Tuesday, 31 December 2019

Why modern materialism was necessary, despite its demonic possibilities; and how the 'thinking of the heart' is the way forward: Stanley Messenger gives Rudolf Steiner's teachings

Unless we reach the point where we believe nothing except what comes to us through our senses and the intellect, we will be ruled by a compelled belief in some kind of divine source. We have to reach a situation of total materialism order to free ourselves from a belief in the divine that we cannot avoid. 

The whole process of human evolution has been geared towards producing a species of conscious entity that can approach the divine but is not compelled to do so. We can either believe in God or we needn't believe in God - it is a matter of our freedom. 

That was impossible until we had reached such a point in human evolution that we could actually come to the conclusion that there was no God. If you can't come to the conclusion that there is no divine world, you are not free to choose. 

The huge evolutionary step that has been taken over thousands of years in Man's history is that a conscious being now exists in the universe which can arrogate to its own consciousness freedom to decide what is true - to create universes. And this is a perilous and devilish capacity; and is at the same time a capacity that can raise mankind to the level of the gods. 

What is the difference between those two possibilities? The difference is whether, in this growth of self-awareness, mankind comes to the realisation that the perceptions of the heart are more fundamental than the perceptions of the brain. That our capacity to know through the heart reaches a more profound and truth-filled level than can be reached by perception, hypothesis and analysis.

**

Transcribed from a lecture by Stanley Messenger to the Wessex Research Group, probably in the middle 1990s. (For more on Stanley Messenger, see this memorial website.) 

The above passage is a very lucid summary of the evolutionary views of Rudolf Steiner and Owen Barfield; including the way that the necessary materialism of modernity brings us to a fork in the road.

A divergence where one path (which is the one historically and currently taken by The West) leads to a 'perilous and devilish' world (as described by both Steiner and Barfield); and the other path (the 'road not - yet - taken') would leads us towards experiences of higher stages of divinity.

This is our spiritual actuality contrasted with our potential: the actuality is demonic materialism and the inversion of values; the potential is (sometimes) to think and be at the level of 'the gods' (which I take to mean resurrected Men - post-mortal angels) while still in mortal life on earth.

The Good and Loving path is thus necessarily a matter of conscious choice and entails effort, will, work...

By contrast, the devilish path is the default; we take it when we fail to choose; when we are unconscious, passive and absorptive of culture - when we reject freedom and remain unfree. 

The Good and Loving path leads to what Barfield termed Final Participation.

6 comments:

James Higham said...

“That was impossible until we had reached such a point in human evolution that we could actually come to the conclusion that there was no God.”

Therefore, to accept God then becomes faith rather than decree.

Bruce Charlton said...

@James - In the remote past (eg. hunter gatherers, from what can be inferred), accepting God was - I believe - unconscious and spontaneous.
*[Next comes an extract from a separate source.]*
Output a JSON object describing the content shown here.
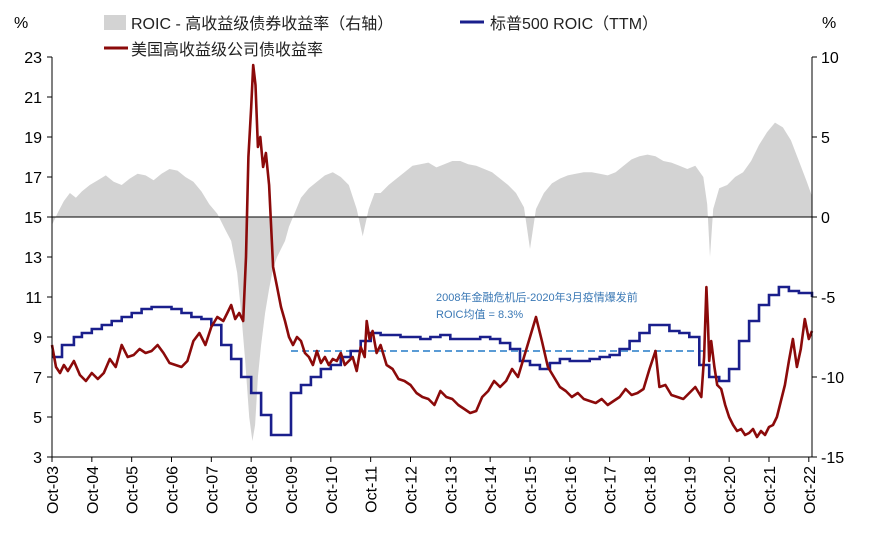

The spirit world was an undivided part of common sense reality - just as real as a rock, animal or plant.

In later societies, such as Medieval Europe - some of this remained, and some of faith was obedience to external 'decree' - to a significant extent an aspect of 'socialisation'.

Now, both of these are lost - usually at adolescence; and faith becomes a pure choice.

Wm Jas Tychonievich said...

A bit off-topic, but I did a bit of reading on the Stanley Messenger website (the article on butterflies), and I wonder if you have any idea what he means by the word "mailer." He seems to be using it in a strange way, which I assume is some sort of Steiner-speak, but a bit of Googling didn't turn up anything.

"one is open-minded enough to admit that the appearance of things like crop-circles and UFOs, as mailers to be taken seriously by people who are not necessarily irremediably eccentric"

"Angels and archangels feed upon the surplus astral mailer left from our excess emotions."

Do you know what he means here?

James Higham said...

Yes.

Bruce Charlton said...

@Wm - It is a misprint for "matter" - maybe he had poor handwriting? I got this from a comparison with the original published text which has first usage as matter, and the second mailer usage as mailer - but it makes sense as matter.

https://southerncrossreview.org/106/messenger-butterfly.html

Wm Jas Tychonievich said...

Right, of course. I should have figured that out.